And He Who Studies The Past
Feb 1st, 2011 | By admin | Category: 2005-6, Archivesby Rabbi Yisrael Rutman
He who does not study the past is condemned to repeat it, said Santayana. And he who does study it, we might add, are condemned to regret it. Recent studies of the real Columbus behind the myth have exposed the brave voyager as a wayward navigator, an indefatigable opportunist, and a brute who brought unspeakable suffering to the inhabitants of the New World. The Founding Fathers, for all their revolutionary genius, were slaveholders; their successors perpetrated genocide on the American Indians to build an empire. And so on.

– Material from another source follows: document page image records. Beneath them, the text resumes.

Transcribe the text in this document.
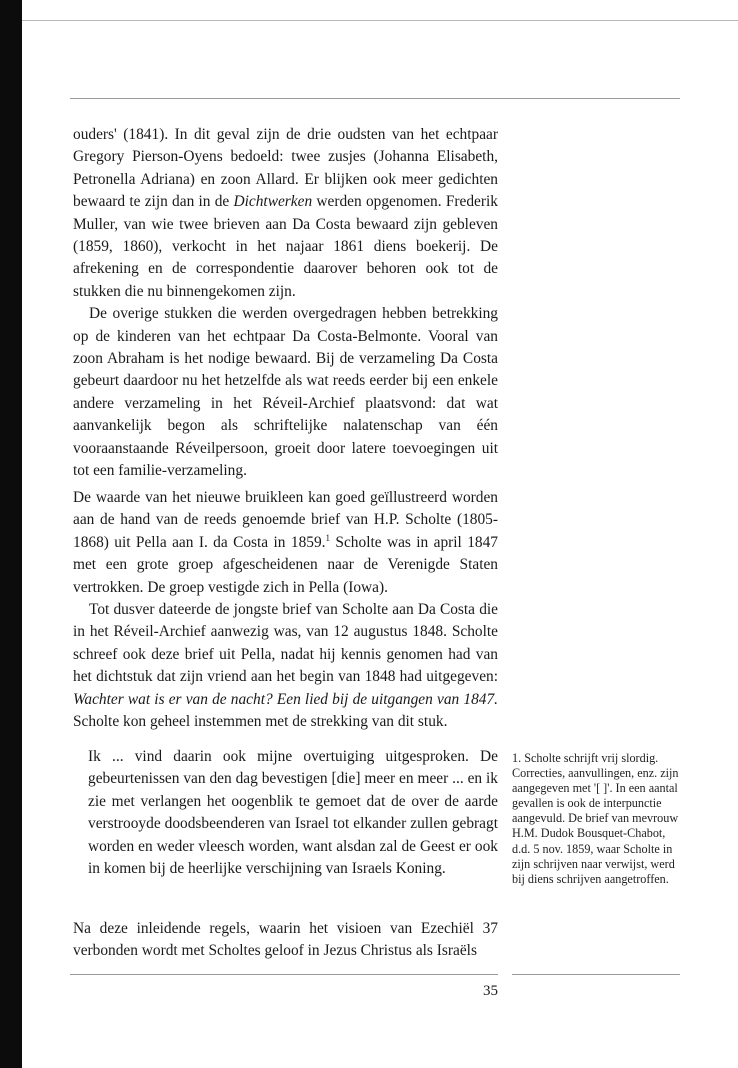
ouders' (1841). In dit geval zijn de drie oudsten van het echtpaar Gregory Pierson-Oyens bedoeld: twee zusjes (Johanna Elisabeth, Petronella Adriana) en zoon Allard. Er blijken ook meer gedichten bewaard te zijn dan in de Dichtwerken werden opgenomen. Frederik Muller, van wie twee brieven aan Da Costa bewaard zijn gebleven (1859, 1860), verkocht in het najaar 1861 diens boekerij. De afrekening en de correspondentie daarover behoren ook tot de stukken die nu binnengekomen zijn.

De overige stukken die werden overgedragen hebben betrekking op de kinderen van het echtpaar Da Costa-Belmonte. Vooral van zoon Abraham is het nodige bewaard. Bij de verzameling Da Costa gebeurt daardoor nu het hetzelfde als wat reeds eerder bij een enkele andere verzameling in het Réveil-Archief plaatsvond: dat wat aanvankelijk begon als schriftelijke nalatenschap van één vooraanstaande Réveilpersoon, groeit door latere toevoegingen uit tot een familie-verzameling.

De waarde van het nieuwe bruikleen kan goed geïllustreerd worden aan de hand van de reeds genoemde brief van H.P. Scholte (1805-1868) uit Pella aan I. da Costa in 1859.$^1$ Scholte was in april 1847 met een grote groep afgescheidenen naar de Verenigde Staten vertrokken. De groep vestigde zich in Pella (Iowa).

Tot dusver dateerde de jongste brief van Scholte aan Da Costa die in het Réveil-Archief aanwezig was, van 12 augustus 1848. Scholte schreef ook deze brief uit Pella, nadat hij kennis genomen had van het dichtstuk dat zijn vriend aan het begin van 1848 had uitgegeven: Wachter wat is er van de nacht? Een lied bij de uitgangen van 1847. Scholte kon geheel instemmen met de strekking van dit stuk.

Ik ... vind daarin ook mijne overtuiging uitgesproken. De gebeurtenissen van den dag bevestigen [die] meer en meer ... en ik zie met verlangen het oogenblik te gemoet dat de over de aarde verstrooyde doodsbeenderen van Israel tot elkander zullen gebragt worden en weder vleesch worden, want alsdan zal de Geest er ook in komen bij de heerlijke verschijning van Israels Koning.

Na deze inleidende regels, waarin het visioen van Ezechiël 37 verbonden wordt met Scholtes geloof in Jezus Christus als Israëls

1. Scholte schrijft vrij slordig. Correcties, aanvullingen, enz. zijn aangegeven met '[ ]'. In een aantal gevallen is ook de interpunctie aangevuld. De brief van mevrouw H.M. Dudok Bousquet-Chabot, d.d. 5 nov. 1859, waar Scholte in zijn schrijven naar verwijst, werd bij diens schrijven aangetroffen.
35
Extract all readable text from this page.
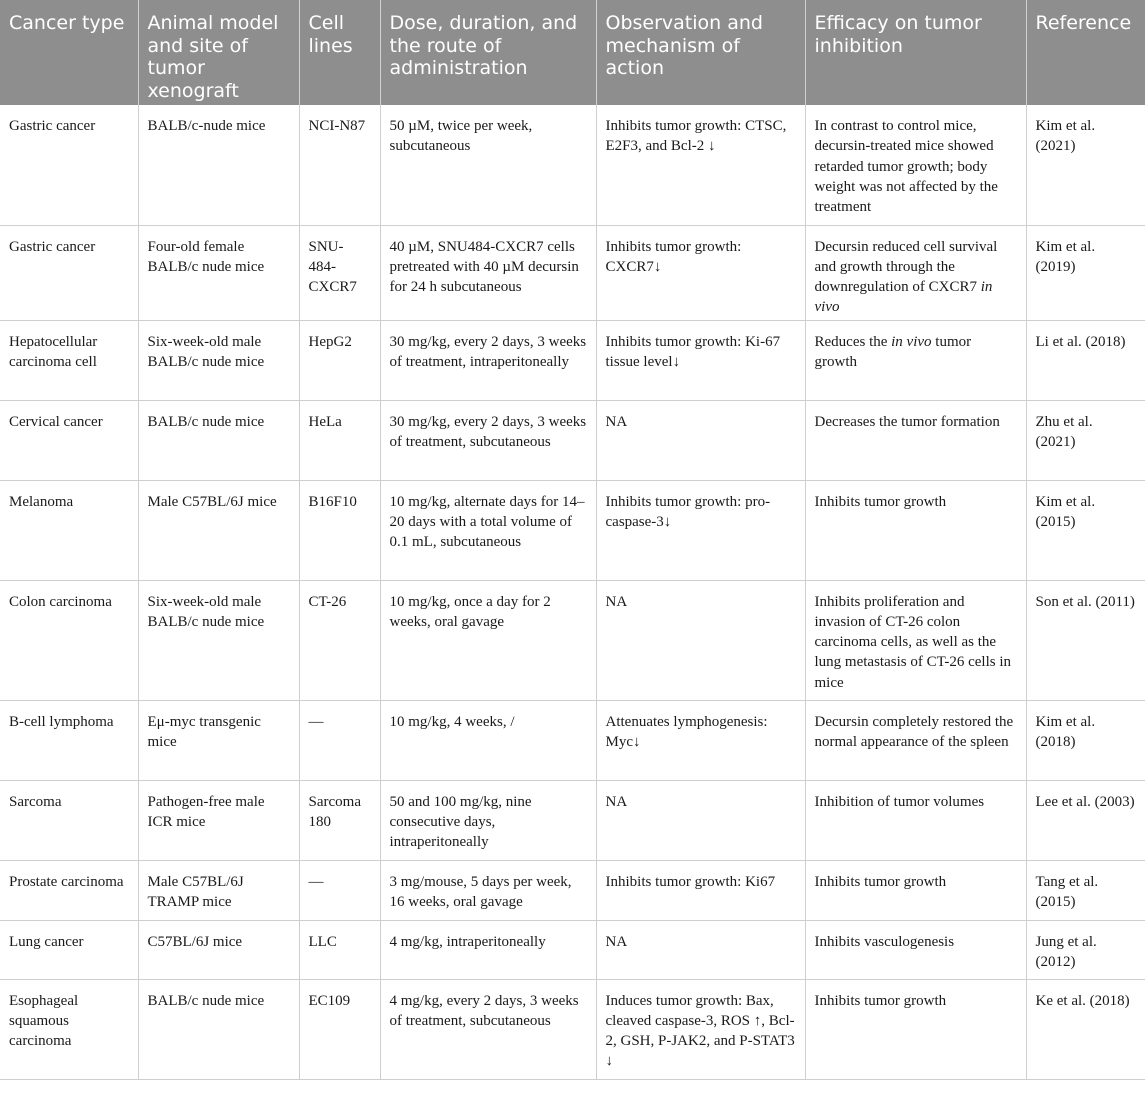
Cancer type	Animal model and site of tumor xenograft	Cell lines	Dose, duration, and the route of administration	Observation and mechanism of action	Efficacy on tumor inhibition	Reference
Gastric cancer	BALB/c-nude mice	NCI-N87	50 µM, twice per week, subcutaneous	Inhibits tumor growth: CTSC, E2F3, and Bcl-2 ↓	In contrast to control mice, decursin-treated mice showed retarded tumor growth; body weight was not affected by the treatment	Kim et al. (2021)
Gastric cancer	Four-old female BALB/c nude mice	SNU-484-CXCR7	40 µM, SNU484-CXCR7 cells pretreated with 40 µM decursin for 24 h subcutaneous	Inhibits tumor growth: CXCR7↓	Decursin reduced cell survival and growth through the downregulation of CXCR7 in vivo	Kim et al. (2019)
Hepatocellular carcinoma cell	Six-week-old male BALB/c nude mice	HepG2	30 mg/kg, every 2 days, 3 weeks of treatment, intraperitoneally	Inhibits tumor growth: Ki-67 tissue level↓	Reduces the in vivo tumor growth	Li et al. (2018)
Cervical cancer	BALB/c nude mice	HeLa	30 mg/kg, every 2 days, 3 weeks of treatment, subcutaneous	NA	Decreases the tumor formation	Zhu et al. (2021)
Melanoma	Male C57BL/6J mice	B16F10	10 mg/kg, alternate days for 14–20 days with a total volume of 0.1 mL, subcutaneous	Inhibits tumor growth: pro-caspase-3↓	Inhibits tumor growth	Kim et al. (2015)
Colon carcinoma	Six-week-old male BALB/c nude mice	CT-26	10 mg/kg, once a day for 2 weeks, oral gavage	NA	Inhibits proliferation and invasion of CT-26 colon carcinoma cells, as well as the lung metastasis of CT-26 cells in mice	Son et al. (2011)
B-cell lymphoma	Eμ-myc transgenic mice	—	10 mg/kg, 4 weeks, /	Attenuates lymphogenesis: Myc↓	Decursin completely restored the normal appearance of the spleen	Kim et al. (2018)
Sarcoma	Pathogen-free male ICR mice	Sarcoma 180	50 and 100 mg/kg, nine consecutive days, intraperitoneally	NA	Inhibition of tumor volumes	Lee et al. (2003)
Prostate carcinoma	Male C57BL/6J TRAMP mice	—	3 mg/mouse, 5 days per week, 16 weeks, oral gavage	Inhibits tumor growth: Ki67	Inhibits tumor growth	Tang et al. (2015)
Lung cancer	C57BL/6J mice	LLC	4 mg/kg, intraperitoneally	NA	Inhibits vasculogenesis	Jung et al. (2012)
Esophageal squamous carcinoma	BALB/c nude mice	EC109	4 mg/kg, every 2 days, 3 weeks of treatment, subcutaneous	Induces tumor growth: Bax, cleaved caspase-3, ROS ↑, Bcl-2, GSH, P-JAK2, and P-STAT3 ↓	Inhibits tumor growth	Ke et al. (2018)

As the generation that inherited the Land of Israel looked back upon their parents and grandparents, they too might have perceived their forebears as less than inspiring figures. As slaves in Egypt many succumbed to the enticements of the host culture; they sank into the immorality of the fleshpots and temples of idol worship. In the 40 years wandering in the wilderness, they were hardly models of faith. They sinned with the Golden Calf; rebelled against the leadership of Moses and Aharon; complained about how much better life had been back in Egypt. The new generation about to enter the Promised Land might have preferred to leave the study of the past to the archeologists of the future.
There was, however, a unique feature to the inheritance which would ensure that the parents of the founders would not be forgotten at the moment of fulfillment. As Rashi explains, whereas normally it is the living who inherit the dead, here the dead inherit the living. How so? The Torah says, referring to the twelve tribes about to inherit the Land, To these shall the land be divided…(Bamidbar 26:53). And yet two verses later it also says: according to the names of their fathers’ tribes shall they inherit. This, says Rashi, refers to the “fathers” who left Egypt. The Torah means to provide for a role for their fathers in the inheritance. But how?
It goes like this: Let us say there were two brothers who left Egypt and who had sons among those who entered the Land; this one had one son, this one had three. Under normal circumstances, the one son would take one portion, the three sons would take three, one for each of them. But the process did not stop there. Instead, the four-share inheritance reverted in its entirety to their grandfather. He, in a sense, inherited it. He then passed it back down to his two sons equally, who each received two portions. They, in turn, bequeathed two portions to the one son, the other two portions to the three sons. Thus do the dead inherit the living.
Rabbi Samson Raphael Hirsch explains the purpose of such a peculiar transaction, the likes of which exists nowhere else in the Torah. It is two-fold: first, it teaches that God’s promise is such a certainty that it is as if it has been fulfilled even before it is actually carried out. The Jews living under the Egyptian yoke where considered as already legally in possession of the Land; they were the initial inheritors.
Secondly, that those who suffered the enslavement and those who sinned in the wilderness, were, in spite of their shortcomings, a very great people, whom the Sages dubbed the Dor Deah, generation of knowledge. They merited to witness the Ten Plagues, the revelation at Sinai, the manna, they lived with the pillar of fire by night and the pillar of cloud by day. They were imbued with a knowledge of the Creator of the universe that was unparalleled. And they passed it on to their children. So that those who stood ready to enter the Land of Israel with Joshua did so as inheritors of the spiritual legacy of their parents.
All too often, those who study the past come to regret it. But that’s only if they focus exclusively on the flawed personalities and failed projects of their forebears. If, however, they consider also the gifts they have bestowed upon their children—the noble ideals, the courageous spirit—then they will have reason to be grateful, as well.